Omega-3 fatty acids may offer antioxidant potential by modifying gene expression linked to antioxidant enzymes, says a new study from Germany.
Fish oil supplements were associated with up-regulation of expression of antioxidative enzymes, and the down-regulation of pro-oxidative enzymes, with effects particularly notable in people with abnormal blood lipid profiles.
“To the best of our knowledge, this is the first intervention study disclosing gene expression changes in normo- and dyslipidemic subjects after fish oil supplementation,” wrote researchers from Leibniz University of Hannover in Nutrition & Metabolism .
“We suggest that n-3 PUFAs [polyunsaturated fatty acids] may have an antioxidative potential.”
Commenting independently on the study, Gretchen Vannice, MS, RD, Nutrition Research Consultant, Omega-3 RD Nutrition Consulting, told NutraIngredients-USA that there is an outstanding question regarding the impact of long-chain omega-3s, EPA and DHA, on oxidation in the human body.

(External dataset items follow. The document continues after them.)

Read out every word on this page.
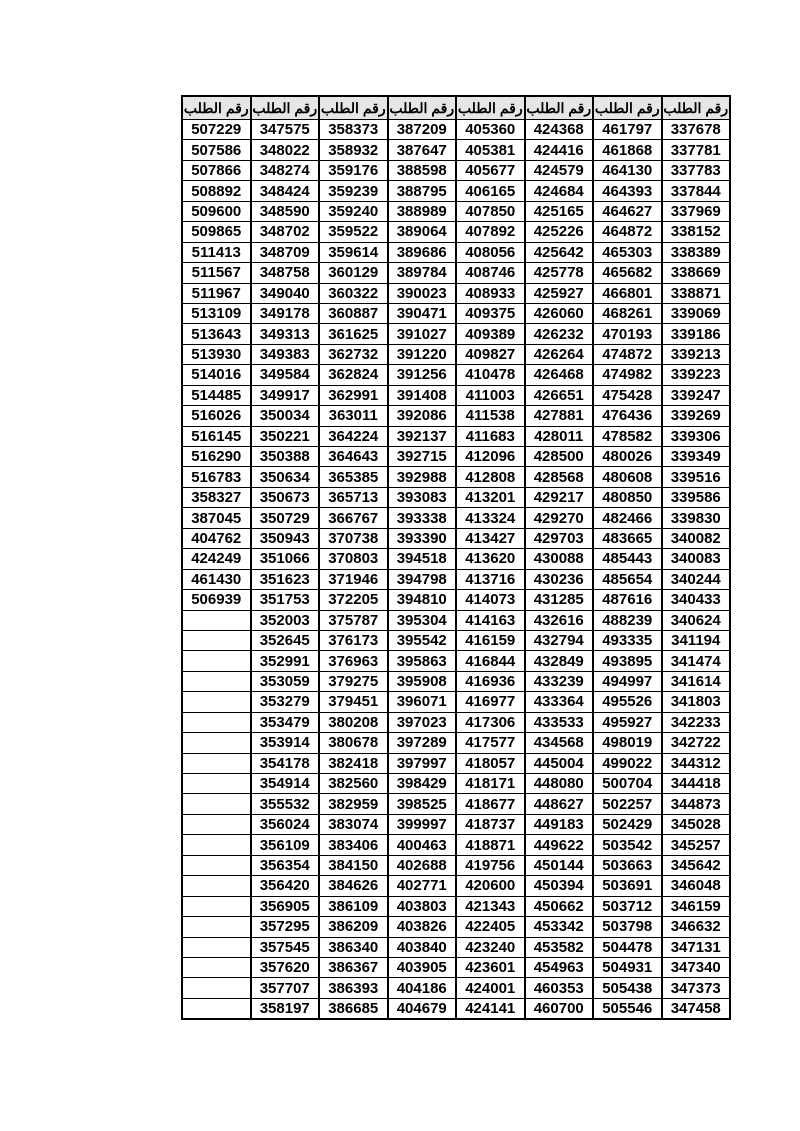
رقم الطلب	رقم الطلب	رقم الطلب	رقم الطلب	رقم الطلب	رقم الطلب	رقم الطلب	رقم الطلب
507229	347575	358373	387209	405360	424368	461797	337678
507586	348022	358932	387647	405381	424416	461868	337781
507866	348274	359176	388598	405677	424579	464130	337783
508892	348424	359239	388795	406165	424684	464393	337844
509600	348590	359240	388989	407850	425165	464627	337969
509865	348702	359522	389064	407892	425226	464872	338152
511413	348709	359614	389686	408056	425642	465303	338389
511567	348758	360129	389784	408746	425778	465682	338669
511967	349040	360322	390023	408933	425927	466801	338871
513109	349178	360887	390471	409375	426060	468261	339069
513643	349313	361625	391027	409389	426232	470193	339186
513930	349383	362732	391220	409827	426264	474872	339213
514016	349584	362824	391256	410478	426468	474982	339223
514485	349917	362991	391408	411003	426651	475428	339247
516026	350034	363011	392086	411538	427881	476436	339269
516145	350221	364224	392137	411683	428011	478582	339306
516290	350388	364643	392715	412096	428500	480026	339349
516783	350634	365385	392988	412808	428568	480608	339516
358327	350673	365713	393083	413201	429217	480850	339586
387045	350729	366767	393338	413324	429270	482466	339830
404762	350943	370738	393390	413427	429703	483665	340082
424249	351066	370803	394518	413620	430088	485443	340083
461430	351623	371946	394798	413716	430236	485654	340244
506939	351753	372205	394810	414073	431285	487616	340433
	352003	375787	395304	414163	432616	488239	340624
	352645	376173	395542	416159	432794	493335	341194
	352991	376963	395863	416844	432849	493895	341474
	353059	379275	395908	416936	433239	494997	341614
	353279	379451	396071	416977	433364	495526	341803
	353479	380208	397023	417306	433533	495927	342233
	353914	380678	397289	417577	434568	498019	342722
	354178	382418	397997	418057	445004	499022	344312
	354914	382560	398429	418171	448080	500704	344418
	355532	382959	398525	418677	448627	502257	344873
	356024	383074	399997	418737	449183	502429	345028
	356109	383406	400463	418871	449622	503542	345257
	356354	384150	402688	419756	450144	503663	345642
	356420	384626	402771	420600	450394	503691	346048
	356905	386109	403803	421343	450662	503712	346159
	357295	386209	403826	422405	453342	503798	346632
	357545	386340	403840	423240	453582	504478	347131
	357620	386367	403905	423601	454963	504931	347340
	357707	386393	404186	424001	460353	505438	347373
	358197	386685	404679	424141	460700	505546	347458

“This question is due, in part, to the fact that EPA and DHA are unsaturated fatty acids and as such, are themselves susceptible to oxidation. At the same time, benefits of EPA and DHA in cardiovascular health have been proven.”
“What we learn from this study by Schmidt, et al, is that a healthy dose of EPA and DHA (2.7 grams/day) for a reasonable duration (12 weeks) does impact the generation of enzymes associated with oxidation and perhaps reducing oxidation in humans,” said Vannice.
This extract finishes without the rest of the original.